Delivery of microRNA-33 Antagomirs by Mesoporous Silica Nanoparticles to Ameliorate Lipid Metabolic Disorders
Yaoye Tao, Shengjun Xu, Jianguo Wang, Li Xu, Chenzhi Zhang, Kangchen Chen, Zhengxing Lian, Junbin Zhou, Haiyang Xie, Shusen Zheng, Xiao Xu
Abstract
Lipid metabolic disorders have become a major public-health concern across the world. Fatty liver and dyslipidemia are major manifestations of these disorders. Recently, MicroRNA-33 (miR-33), a post-transcriptional regulator of genes involved in cholesterol efflux and fatty acid oxidation, is being considered as a good therapeutic target for these disorders.

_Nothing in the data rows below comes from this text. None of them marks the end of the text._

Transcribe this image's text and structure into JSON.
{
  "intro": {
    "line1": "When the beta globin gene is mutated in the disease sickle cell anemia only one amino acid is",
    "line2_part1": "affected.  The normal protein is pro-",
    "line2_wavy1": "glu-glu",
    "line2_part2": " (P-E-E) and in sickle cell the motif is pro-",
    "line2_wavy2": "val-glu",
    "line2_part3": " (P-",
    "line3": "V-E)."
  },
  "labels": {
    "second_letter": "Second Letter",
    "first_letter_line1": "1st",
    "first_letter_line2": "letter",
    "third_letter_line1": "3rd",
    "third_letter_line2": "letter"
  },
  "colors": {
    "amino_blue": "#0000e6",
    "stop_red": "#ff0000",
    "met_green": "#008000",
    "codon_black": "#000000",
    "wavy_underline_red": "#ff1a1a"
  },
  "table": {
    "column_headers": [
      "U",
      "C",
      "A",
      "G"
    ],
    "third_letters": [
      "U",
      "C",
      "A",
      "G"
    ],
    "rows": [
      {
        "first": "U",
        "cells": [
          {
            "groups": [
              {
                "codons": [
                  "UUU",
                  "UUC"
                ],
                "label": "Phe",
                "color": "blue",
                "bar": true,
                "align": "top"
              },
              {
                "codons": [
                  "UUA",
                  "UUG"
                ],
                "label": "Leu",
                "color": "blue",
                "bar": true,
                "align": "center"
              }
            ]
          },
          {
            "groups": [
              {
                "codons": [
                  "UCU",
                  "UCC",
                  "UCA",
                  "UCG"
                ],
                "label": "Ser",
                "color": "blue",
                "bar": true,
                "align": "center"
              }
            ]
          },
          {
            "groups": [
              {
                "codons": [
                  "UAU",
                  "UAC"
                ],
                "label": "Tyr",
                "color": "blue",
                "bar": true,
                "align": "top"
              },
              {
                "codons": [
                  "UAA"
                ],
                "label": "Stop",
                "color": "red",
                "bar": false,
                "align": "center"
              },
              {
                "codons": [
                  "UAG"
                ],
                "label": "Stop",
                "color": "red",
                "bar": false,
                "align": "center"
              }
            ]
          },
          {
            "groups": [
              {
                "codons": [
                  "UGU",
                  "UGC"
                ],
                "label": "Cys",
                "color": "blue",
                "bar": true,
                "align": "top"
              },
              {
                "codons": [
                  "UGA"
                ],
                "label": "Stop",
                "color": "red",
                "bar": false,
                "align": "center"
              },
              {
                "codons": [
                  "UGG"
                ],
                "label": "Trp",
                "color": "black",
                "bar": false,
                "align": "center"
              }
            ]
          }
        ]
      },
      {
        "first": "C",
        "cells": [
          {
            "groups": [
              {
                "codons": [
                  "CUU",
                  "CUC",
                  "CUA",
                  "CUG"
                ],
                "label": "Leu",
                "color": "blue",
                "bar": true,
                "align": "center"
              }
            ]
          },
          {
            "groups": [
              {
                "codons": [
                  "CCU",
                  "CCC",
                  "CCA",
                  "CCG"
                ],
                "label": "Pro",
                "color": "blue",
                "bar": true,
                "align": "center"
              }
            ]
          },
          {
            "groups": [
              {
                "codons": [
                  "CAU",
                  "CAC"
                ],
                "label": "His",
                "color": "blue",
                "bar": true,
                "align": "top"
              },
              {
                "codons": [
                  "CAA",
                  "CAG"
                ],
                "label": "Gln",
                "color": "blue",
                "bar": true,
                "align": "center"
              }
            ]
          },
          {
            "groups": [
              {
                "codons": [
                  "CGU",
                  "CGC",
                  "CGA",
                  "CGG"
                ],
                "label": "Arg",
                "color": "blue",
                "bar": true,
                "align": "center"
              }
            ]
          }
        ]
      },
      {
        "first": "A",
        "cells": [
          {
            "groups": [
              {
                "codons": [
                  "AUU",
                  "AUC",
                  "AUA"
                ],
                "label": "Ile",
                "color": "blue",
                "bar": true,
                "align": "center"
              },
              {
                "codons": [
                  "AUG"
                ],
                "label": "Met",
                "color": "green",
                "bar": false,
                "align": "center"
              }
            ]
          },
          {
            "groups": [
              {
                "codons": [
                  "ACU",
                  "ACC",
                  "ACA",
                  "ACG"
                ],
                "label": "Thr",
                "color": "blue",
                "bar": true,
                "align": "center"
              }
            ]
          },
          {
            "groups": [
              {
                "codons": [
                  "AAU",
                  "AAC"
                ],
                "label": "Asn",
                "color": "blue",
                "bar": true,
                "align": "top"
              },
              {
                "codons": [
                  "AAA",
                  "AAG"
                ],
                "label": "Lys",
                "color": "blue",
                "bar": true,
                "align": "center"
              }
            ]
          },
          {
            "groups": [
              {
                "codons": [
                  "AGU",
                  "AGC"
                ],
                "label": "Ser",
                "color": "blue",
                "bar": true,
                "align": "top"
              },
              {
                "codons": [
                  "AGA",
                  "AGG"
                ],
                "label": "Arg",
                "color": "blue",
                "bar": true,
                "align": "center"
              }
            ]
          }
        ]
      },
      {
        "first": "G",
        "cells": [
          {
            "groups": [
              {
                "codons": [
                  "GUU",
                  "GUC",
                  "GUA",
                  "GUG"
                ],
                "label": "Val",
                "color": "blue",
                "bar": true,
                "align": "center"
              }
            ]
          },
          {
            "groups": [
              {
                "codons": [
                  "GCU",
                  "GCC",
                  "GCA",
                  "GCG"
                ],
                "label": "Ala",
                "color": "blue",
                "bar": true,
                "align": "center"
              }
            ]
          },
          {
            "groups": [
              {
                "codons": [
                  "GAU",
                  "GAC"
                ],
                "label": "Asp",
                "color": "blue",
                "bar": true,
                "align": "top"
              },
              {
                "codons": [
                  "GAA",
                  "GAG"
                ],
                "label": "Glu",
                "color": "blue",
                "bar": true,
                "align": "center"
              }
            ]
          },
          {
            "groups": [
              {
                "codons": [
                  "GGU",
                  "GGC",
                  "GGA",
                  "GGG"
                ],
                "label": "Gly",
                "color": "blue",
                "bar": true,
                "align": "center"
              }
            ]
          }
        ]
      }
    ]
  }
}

However, the traditional methods of gene therapy impede their further clinical transformation into a mature treatment system. To counter this problem, in this study, we used mesoporous silica nanoparticles (MSNs) as a nanocarriers to deliver miR-33 antagomirs developing nanocomposites miR-MSNs. We observed that the hepatocellular uptake of miR-33 antagomirs increased by ~5 times when they were delivered using miR-MSNs. The regulation effects of miR-MSNs on miR-33 and several genes involved in lipid metabolism were confirmed in L02 cells. In high-fat diet fed mice, miR-33 intervention via miR-MSNs lowered the serum triglyceride levels remarkably by 18.9% and reduced hepatic steatosis. Thus, our results provide a proof-of-concept for a potential strategy to ameliorate lipid metabolic disorders.